Jedna z mieszkanek powiatu tureckiego padła ofiarą wyrafinowanej oszustki, która kontaktując się telefonicznie, podawała się za pracownicę instytucji bankowej. W wyniku tego przestępstwa, mężczyzna stracił aż 36 tysięcy złotych.

Podczas rozmowy kobieta wykorzystująca swoją zdolność do manipulacji, poinformowała go, że jest pracownicą banku i dzwoni w celu weryfikacji wniosku kredytowego, który rzekomo złożył. Mężczyzna zaprzeczył jednak składaniu takiego wniosku, na co usłyszał odpowiedź, że już został on anulowany. Po tym jak zakończyły się te niepokojące informacje, kobieta przerwała rozmowę.

Wkrótce potem oszustka ponownie skontaktowała się z mężczyzną, informując o próbie defraudacji jego oszczędności przez nieznane osoby za pomocą fałszywego wniosku kredytowego. Twierdziła, że dla zachowania bezpieczeństwa finansów mężczyzny, jego konto zostało zablokowane i zarazem udostępniono mu rachunek zastępczy. Dodatkowo, podkreśliła, że całe zdarzenie zostało zgłoszone do Prokuratury.

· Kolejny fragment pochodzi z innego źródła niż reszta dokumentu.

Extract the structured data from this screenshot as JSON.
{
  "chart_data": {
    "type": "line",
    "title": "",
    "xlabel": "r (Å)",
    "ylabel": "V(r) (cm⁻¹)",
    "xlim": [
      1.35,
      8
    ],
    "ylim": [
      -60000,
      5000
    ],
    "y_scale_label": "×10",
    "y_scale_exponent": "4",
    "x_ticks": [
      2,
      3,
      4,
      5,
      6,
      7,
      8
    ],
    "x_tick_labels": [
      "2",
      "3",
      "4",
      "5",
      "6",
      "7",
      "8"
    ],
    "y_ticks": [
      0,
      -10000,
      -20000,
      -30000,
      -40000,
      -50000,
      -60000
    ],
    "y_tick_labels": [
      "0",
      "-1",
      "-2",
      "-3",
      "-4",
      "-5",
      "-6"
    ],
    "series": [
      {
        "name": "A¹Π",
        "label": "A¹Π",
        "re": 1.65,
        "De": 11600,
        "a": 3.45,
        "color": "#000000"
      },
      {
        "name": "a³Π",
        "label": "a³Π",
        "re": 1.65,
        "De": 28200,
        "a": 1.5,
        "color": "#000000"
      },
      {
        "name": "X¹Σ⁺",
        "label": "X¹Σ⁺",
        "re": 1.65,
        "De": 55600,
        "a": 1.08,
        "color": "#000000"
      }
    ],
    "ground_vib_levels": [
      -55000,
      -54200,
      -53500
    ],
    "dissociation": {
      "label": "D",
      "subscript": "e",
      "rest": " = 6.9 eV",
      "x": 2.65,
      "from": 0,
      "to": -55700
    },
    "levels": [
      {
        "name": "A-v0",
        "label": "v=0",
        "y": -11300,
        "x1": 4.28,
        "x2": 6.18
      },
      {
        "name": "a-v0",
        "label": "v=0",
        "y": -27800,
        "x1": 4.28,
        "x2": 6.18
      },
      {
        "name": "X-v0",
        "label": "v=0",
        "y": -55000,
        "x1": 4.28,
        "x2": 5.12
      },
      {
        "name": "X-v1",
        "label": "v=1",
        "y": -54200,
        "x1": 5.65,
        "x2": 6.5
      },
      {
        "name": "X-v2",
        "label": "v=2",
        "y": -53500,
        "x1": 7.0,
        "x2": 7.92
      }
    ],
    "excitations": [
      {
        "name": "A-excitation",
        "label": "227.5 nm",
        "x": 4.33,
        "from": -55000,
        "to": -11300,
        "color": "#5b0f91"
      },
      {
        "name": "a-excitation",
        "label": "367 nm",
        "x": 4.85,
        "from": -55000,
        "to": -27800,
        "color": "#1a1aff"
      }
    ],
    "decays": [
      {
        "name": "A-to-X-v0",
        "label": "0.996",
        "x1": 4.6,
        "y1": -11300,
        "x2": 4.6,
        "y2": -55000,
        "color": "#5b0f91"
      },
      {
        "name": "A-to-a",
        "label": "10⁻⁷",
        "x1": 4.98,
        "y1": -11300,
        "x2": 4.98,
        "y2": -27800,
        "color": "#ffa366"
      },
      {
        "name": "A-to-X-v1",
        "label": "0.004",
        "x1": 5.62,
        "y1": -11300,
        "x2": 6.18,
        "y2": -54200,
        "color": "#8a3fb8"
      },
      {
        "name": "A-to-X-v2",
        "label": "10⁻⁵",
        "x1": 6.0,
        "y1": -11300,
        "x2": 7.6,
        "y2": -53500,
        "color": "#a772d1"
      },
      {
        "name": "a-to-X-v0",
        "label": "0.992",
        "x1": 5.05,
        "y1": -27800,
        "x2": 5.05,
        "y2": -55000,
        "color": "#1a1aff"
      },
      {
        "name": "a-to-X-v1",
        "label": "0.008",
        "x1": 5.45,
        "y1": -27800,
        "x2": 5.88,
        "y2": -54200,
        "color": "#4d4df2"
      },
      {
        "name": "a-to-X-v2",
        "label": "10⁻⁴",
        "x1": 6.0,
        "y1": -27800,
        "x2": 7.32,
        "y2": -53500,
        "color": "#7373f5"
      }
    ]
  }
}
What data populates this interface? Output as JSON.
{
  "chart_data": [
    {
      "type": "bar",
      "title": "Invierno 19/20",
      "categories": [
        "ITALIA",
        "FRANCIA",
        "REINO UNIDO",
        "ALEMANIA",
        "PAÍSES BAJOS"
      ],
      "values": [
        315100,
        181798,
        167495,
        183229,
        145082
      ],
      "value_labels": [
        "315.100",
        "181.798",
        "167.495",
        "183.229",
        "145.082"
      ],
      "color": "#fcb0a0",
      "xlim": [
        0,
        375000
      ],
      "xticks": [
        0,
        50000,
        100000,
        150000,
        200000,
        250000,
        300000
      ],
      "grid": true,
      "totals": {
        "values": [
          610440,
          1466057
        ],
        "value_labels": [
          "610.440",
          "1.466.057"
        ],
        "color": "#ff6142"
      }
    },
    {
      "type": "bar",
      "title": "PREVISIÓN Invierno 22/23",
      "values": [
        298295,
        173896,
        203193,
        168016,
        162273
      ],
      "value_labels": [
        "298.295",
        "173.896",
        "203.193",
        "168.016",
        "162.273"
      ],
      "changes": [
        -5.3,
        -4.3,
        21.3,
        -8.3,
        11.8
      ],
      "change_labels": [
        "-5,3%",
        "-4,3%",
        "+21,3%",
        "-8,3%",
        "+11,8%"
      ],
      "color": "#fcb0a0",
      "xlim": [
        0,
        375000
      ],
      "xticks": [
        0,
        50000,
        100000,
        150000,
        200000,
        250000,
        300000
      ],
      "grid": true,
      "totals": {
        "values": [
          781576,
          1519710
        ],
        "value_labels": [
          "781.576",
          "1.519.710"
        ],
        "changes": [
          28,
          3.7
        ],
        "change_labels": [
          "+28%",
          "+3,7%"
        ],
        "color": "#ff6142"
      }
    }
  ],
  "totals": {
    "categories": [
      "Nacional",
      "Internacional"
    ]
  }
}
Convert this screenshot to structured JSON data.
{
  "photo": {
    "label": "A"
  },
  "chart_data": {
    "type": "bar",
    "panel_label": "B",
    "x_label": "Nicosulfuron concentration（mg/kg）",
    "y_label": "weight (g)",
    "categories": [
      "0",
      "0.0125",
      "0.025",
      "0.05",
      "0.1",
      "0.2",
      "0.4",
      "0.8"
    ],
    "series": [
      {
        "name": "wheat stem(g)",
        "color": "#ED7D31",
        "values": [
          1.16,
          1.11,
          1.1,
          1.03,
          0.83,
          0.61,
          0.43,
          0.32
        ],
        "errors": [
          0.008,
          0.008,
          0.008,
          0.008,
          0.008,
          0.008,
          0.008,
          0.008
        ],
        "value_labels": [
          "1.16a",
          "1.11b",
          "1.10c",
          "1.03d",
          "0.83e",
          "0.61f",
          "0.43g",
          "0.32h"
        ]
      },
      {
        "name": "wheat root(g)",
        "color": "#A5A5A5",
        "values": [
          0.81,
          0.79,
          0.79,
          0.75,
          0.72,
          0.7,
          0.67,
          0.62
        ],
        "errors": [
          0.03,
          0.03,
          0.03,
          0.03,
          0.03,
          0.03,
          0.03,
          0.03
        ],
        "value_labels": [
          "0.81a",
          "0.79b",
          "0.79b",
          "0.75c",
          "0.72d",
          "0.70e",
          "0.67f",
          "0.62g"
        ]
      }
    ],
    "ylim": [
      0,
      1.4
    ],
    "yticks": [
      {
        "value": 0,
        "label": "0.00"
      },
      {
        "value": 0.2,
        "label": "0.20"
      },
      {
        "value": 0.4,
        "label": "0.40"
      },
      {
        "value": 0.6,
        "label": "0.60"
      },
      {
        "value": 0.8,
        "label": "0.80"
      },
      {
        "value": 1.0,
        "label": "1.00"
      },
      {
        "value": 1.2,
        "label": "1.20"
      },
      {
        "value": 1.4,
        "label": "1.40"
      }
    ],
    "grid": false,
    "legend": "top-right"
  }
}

Mężczyzna nie podejrzewał niczego złego, kontynuując rozmowę z przekonującą kobietą, która kierowała jego działaniami w aplikacji bankowej. Co więcej, oszustka udawała pracownika banku, w którym pokrzywdzony miał faktycznie ulokowane swoje środki finansowe. Wykonując „instrukcje” kobiety, ofiara przesyłała swoje oszczędności na podane „bezpieczne konta bankowe”, korzystając z kodów BLIK i tradycyjnego przelewu bankowego. Po kilku minutach oczekiwania na potwierdzenie wykonania transakcji, mężczyzna zdał sobie sprawę, że jego konta są puste i pieniądze nie dotarły na oznaczone miejsce. Po sprawdzeniu stanu konta w swojej aplikacji bankowej odkrył, że fundusze przekazane podczas rozmowy telefonicznej były już niedostępne.